George Fowler Adams was born in Aberford, West Yorkshire, the fourth of seven children of an Ulster father and Lancastrian mother. He was educated in Northern Ireland and graduated in medicine from QUB in 1938 (with a hockey blue).  As houseman at the Royal Victoria Hospital, Belfast, he joined the Royal Naval Volunteer Reserve - Ulster Division. He served as medical officer on the Empire Mackendrick, a Merchant Aircraft Carrier (MAC-Ship) in the Atlantic convoy escort.  Making intricate scale models from of the ships helped him fill in time on slow trans-Atlantic voyages.  Adams encouraged a “keep-fit campaign including strenuous gymnastic classes on the flight deck, deck hockey with a home-made rope quoit and boxing in the hanger”, but recorded that this brought a stream of minor injuries through the sick bay. On one memorable occasion he operated for appendicitis, with the doctor from the accompanying rescue ship as anaesthetist, when at the last minute the sick-berth attendant confessed that he fainted on seeing blood.  Adams and the fully recovered patient remained firm friends. Both were grateful for the excellent training Adams had received in Belfast.

He was modest and self-deprecating.   His daughter, Susan Burge, recalls how he enjoyed describing events on a ward round with colleagues and students in tow when he tested an elderly patient’s memory by placing his pen under her pillow and asking her to remember where it was.  After examining her, he came to write up his notes but could not find his pen.  As he patted each pocket in turn, and to the amusement of the assembled company, the old lady reached under her pillow and delivered the pen, saying “Is this what you’re looking for?”

His major research interest was stroke. Studies were based on careful clinical examination and meticulous record keeping. He was a master of the English language. Editing with scissors and glue on the dining room table produced a screed of paper, which was returned to his secretary for retyping.  In the 1960s, he collaborated with Louis Hurwitz, a neurologist, and together they published what Adams regarded as his most important paper, Mental Barriers to Recovery from Stroke.  Hurwitz’s death ended a very productive partnership.   Adams collected his experience and research on stroke in a book, “Cerebrovascular Disease and the Ageing Brain” (1974).
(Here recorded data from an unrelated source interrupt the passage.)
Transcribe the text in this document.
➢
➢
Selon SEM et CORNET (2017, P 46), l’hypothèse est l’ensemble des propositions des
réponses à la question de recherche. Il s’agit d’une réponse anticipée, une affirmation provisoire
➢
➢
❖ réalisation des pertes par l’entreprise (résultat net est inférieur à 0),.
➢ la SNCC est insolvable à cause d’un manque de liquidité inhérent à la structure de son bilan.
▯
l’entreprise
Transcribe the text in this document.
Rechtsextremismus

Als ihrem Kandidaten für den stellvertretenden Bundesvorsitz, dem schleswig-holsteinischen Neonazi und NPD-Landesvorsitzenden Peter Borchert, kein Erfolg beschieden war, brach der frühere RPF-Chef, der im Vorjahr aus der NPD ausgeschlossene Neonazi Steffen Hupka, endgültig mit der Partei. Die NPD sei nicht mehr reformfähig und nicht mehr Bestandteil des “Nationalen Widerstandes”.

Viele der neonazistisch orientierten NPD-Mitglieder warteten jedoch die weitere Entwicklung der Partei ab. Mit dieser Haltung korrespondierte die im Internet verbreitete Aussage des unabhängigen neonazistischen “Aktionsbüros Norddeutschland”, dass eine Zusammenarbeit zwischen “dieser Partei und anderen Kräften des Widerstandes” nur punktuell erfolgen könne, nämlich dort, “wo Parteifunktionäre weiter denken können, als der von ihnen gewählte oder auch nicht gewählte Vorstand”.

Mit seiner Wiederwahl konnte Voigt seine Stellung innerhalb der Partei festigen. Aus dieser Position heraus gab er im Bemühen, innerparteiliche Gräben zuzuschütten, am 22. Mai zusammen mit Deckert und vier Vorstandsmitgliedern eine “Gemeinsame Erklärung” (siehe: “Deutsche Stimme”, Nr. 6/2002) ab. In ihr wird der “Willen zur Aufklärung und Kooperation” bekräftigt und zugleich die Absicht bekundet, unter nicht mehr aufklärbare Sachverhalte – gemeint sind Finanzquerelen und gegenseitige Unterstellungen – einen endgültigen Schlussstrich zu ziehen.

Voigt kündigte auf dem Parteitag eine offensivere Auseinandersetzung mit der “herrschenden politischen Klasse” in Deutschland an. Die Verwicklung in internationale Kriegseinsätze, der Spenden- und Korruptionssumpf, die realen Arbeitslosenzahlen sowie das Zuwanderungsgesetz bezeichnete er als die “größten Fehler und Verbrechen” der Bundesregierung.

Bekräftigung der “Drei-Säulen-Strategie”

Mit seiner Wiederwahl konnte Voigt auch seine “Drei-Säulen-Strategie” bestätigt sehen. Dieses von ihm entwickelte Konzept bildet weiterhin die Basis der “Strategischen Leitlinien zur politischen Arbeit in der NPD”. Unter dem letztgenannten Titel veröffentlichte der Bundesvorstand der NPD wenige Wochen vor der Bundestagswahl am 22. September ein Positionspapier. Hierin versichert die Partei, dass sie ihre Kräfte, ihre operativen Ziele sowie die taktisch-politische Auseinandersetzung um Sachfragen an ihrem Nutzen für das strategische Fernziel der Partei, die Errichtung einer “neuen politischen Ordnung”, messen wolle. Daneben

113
Adams’ honours include FE Williams Lecturer, RCP (1965), FE Williams Prize, RCP (1971), Campbell Orator of the Ulster Medical Society (1972) and CBE (1973). He was one of the first recipients of an Honorary Chair at Queen’s University (1971), only the second geriatrician at that time to occupy such a position, and his contribution to geriatric medicine was recognised by the Founder’s medal of the BGS (2008).

His wife, Mary, provided unstinting support. They celebrated their golden anniversary in 1996. He retired to Oxfordshire, where he enjoyed painting, gardening and golf. He was loved and respected for his wisdom, grace and humour and admired for knackety repairs that could extend the life of any household object.  He cared devotedly for Mary, when she developed Alzheimer’s disease, until her death in 2005. He coped philosophically with late-onset ulcerative colitis and an ileostomy.

Adams leaves behind three children, four grandchildren and three great grandchildren.  A daughter and two grandchildren followed him into medicine.